I shrug away from her, attempting to explain that I’m not hurt, but it takes Thumper coming across the room and explaining before she walks away. We’re all directed to a waiting room too small to hold all of us.
Hound’s team, including Griffin, Tug, Apollo, Spade, and Harley, had to stay behind at the compound to finish the mission. I don’t know what’s worse—being here with nothing to do but wait for word of how Aro’s doing or being back out in the field, cleaning up the mess that was left behind.
We wait for hours before someone gives us any news. Each of us spends the time pacing in the small waiting area. Rocker has been in and out, taking numerous phone calls from the team back in New Mexico.
I know arrangements are being made. I know the small hospital we’re standing in isn’t equipped to successfully deal with the injuries Aro has suffered.
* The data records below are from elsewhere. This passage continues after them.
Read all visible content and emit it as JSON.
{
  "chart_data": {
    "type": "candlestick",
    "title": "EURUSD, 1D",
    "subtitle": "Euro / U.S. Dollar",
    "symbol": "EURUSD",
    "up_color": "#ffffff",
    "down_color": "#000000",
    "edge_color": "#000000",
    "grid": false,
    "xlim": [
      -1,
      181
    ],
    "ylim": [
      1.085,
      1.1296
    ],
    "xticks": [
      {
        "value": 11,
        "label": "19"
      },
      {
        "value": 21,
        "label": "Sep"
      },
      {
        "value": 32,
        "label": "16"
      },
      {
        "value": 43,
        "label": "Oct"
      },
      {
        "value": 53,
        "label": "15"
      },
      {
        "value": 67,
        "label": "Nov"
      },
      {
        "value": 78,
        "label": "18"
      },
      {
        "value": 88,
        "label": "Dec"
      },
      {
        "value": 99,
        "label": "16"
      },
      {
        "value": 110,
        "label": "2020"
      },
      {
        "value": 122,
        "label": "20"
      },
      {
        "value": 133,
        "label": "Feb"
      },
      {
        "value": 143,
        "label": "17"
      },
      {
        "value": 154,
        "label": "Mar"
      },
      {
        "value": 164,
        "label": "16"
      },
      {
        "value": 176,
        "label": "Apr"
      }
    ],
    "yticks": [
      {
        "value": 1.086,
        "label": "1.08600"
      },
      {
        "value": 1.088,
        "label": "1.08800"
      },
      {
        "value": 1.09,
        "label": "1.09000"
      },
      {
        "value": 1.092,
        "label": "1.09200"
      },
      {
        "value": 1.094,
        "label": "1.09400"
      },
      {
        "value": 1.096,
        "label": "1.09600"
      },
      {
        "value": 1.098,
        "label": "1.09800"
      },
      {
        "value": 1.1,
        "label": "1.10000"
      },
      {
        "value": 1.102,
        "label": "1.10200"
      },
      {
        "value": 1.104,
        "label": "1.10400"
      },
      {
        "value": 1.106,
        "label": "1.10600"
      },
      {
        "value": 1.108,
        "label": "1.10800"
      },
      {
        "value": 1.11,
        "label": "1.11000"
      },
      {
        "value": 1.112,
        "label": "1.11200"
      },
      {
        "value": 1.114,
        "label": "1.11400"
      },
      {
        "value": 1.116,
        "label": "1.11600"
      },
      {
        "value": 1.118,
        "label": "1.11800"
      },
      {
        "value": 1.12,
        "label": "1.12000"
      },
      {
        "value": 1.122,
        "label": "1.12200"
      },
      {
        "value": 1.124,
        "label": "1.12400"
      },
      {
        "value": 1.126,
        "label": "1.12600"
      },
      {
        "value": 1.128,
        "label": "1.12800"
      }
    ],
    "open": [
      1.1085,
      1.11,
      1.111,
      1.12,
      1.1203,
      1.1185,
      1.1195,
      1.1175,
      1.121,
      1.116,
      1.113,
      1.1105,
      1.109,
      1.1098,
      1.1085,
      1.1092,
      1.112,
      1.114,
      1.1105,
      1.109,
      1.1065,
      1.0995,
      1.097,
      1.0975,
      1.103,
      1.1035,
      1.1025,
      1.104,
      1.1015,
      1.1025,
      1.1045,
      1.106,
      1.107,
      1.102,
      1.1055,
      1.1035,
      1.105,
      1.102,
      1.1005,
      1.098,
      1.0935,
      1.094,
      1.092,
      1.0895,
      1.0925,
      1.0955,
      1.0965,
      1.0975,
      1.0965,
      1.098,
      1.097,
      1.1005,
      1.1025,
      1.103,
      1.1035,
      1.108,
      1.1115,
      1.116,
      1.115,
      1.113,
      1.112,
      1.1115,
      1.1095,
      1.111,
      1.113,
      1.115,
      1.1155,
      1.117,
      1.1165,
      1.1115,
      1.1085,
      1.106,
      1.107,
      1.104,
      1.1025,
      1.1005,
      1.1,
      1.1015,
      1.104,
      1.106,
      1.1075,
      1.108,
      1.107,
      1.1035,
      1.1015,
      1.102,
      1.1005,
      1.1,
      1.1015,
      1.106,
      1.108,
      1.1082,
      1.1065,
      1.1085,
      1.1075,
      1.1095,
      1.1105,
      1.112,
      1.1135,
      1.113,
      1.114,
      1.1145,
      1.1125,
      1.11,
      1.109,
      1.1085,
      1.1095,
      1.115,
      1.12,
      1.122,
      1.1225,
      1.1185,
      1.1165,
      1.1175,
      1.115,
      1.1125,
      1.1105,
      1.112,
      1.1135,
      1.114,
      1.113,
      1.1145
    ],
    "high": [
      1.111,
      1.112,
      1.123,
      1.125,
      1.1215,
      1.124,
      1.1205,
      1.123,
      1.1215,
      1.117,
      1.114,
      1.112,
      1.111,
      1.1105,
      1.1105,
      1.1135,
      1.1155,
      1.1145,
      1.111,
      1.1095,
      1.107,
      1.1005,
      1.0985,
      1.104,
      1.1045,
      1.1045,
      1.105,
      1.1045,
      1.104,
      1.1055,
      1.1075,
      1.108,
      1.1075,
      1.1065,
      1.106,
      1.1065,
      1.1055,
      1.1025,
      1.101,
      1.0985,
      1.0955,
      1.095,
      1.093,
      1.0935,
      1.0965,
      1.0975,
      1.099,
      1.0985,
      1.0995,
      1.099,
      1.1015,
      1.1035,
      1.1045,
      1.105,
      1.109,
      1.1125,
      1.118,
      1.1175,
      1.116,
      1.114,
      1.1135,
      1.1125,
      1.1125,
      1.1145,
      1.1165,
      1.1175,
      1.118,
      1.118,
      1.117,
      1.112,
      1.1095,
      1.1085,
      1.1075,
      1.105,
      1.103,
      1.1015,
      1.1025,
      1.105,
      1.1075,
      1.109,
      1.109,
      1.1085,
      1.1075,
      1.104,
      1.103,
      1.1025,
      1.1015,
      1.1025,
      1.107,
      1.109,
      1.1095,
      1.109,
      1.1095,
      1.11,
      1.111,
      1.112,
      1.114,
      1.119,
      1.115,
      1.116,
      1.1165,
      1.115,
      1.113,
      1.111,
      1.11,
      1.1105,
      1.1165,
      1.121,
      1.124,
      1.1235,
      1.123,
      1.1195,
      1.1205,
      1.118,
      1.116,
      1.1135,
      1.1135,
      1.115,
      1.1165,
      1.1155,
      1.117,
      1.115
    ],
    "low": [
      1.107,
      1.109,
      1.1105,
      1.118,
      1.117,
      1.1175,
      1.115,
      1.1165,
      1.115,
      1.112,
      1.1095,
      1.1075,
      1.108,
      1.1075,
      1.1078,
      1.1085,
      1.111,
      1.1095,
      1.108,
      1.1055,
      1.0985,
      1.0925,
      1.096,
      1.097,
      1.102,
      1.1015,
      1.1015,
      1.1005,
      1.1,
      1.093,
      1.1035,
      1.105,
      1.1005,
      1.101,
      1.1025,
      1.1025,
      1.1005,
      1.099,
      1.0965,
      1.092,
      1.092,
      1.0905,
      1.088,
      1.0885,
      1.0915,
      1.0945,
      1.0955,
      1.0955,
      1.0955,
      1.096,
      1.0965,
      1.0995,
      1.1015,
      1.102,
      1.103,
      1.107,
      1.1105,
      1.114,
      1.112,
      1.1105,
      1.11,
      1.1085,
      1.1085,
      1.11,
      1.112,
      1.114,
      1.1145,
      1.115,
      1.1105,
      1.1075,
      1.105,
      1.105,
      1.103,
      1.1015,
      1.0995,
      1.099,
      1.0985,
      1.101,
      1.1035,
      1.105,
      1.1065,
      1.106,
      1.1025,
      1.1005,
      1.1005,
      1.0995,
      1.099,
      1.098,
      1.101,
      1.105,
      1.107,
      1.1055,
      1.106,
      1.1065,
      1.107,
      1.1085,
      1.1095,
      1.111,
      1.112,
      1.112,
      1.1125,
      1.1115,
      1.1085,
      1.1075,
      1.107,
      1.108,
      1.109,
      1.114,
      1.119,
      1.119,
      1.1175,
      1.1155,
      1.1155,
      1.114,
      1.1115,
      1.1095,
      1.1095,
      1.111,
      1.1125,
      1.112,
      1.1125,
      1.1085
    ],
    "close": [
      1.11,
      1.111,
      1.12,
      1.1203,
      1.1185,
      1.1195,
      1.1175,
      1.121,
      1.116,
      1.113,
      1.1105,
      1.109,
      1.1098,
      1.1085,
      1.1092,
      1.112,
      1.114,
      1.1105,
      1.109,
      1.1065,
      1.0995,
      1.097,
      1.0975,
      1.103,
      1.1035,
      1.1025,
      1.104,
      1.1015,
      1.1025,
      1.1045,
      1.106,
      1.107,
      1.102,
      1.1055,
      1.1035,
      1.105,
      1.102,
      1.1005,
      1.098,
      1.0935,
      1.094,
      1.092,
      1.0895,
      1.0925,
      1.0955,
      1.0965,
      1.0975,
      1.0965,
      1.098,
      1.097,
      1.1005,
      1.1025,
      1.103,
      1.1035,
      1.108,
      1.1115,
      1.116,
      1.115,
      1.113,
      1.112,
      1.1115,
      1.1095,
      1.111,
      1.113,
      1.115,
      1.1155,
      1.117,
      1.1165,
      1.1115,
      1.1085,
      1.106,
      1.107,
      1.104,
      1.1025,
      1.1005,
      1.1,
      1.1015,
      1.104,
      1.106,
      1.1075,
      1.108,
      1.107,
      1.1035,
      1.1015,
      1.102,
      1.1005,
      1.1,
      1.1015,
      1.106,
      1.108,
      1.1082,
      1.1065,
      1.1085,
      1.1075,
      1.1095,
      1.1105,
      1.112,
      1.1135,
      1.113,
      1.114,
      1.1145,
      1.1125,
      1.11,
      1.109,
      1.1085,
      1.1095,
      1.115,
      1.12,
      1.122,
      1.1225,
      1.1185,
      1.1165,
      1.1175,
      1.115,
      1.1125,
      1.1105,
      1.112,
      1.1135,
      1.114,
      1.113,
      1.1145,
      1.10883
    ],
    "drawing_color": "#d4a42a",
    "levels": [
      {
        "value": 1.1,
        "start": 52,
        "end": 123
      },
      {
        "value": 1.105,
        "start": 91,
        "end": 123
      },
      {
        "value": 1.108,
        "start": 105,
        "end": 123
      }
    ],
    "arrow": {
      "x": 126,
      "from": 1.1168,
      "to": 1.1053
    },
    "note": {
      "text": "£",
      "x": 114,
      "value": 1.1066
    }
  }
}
I can only hope they have enough skills to keep him alive until we can get him out of here and transported to a facility better capable of helping him.
“He lost his shit,” Jinx grumbles, and all I can do is nod.
Rocker was the first to make entry on our team, followed by Jinx and me. When I squeeze my eyes tight, I can see it all happen again in slow motion—him stepping out of formation, him fumbling with the clip for his rifle after discharging the first. It was as if he thought he was bulletproof and engaged in a one-man mission.
We all wanted to take all of them out, but he forgot every protocol we’ve used on every prior mission. I don’t know if I could have stopped him. I don’t know that I could have gotten him in the right headspace to not make such a mistake, but I know I didn’t even try. This is as much on me as it is on him.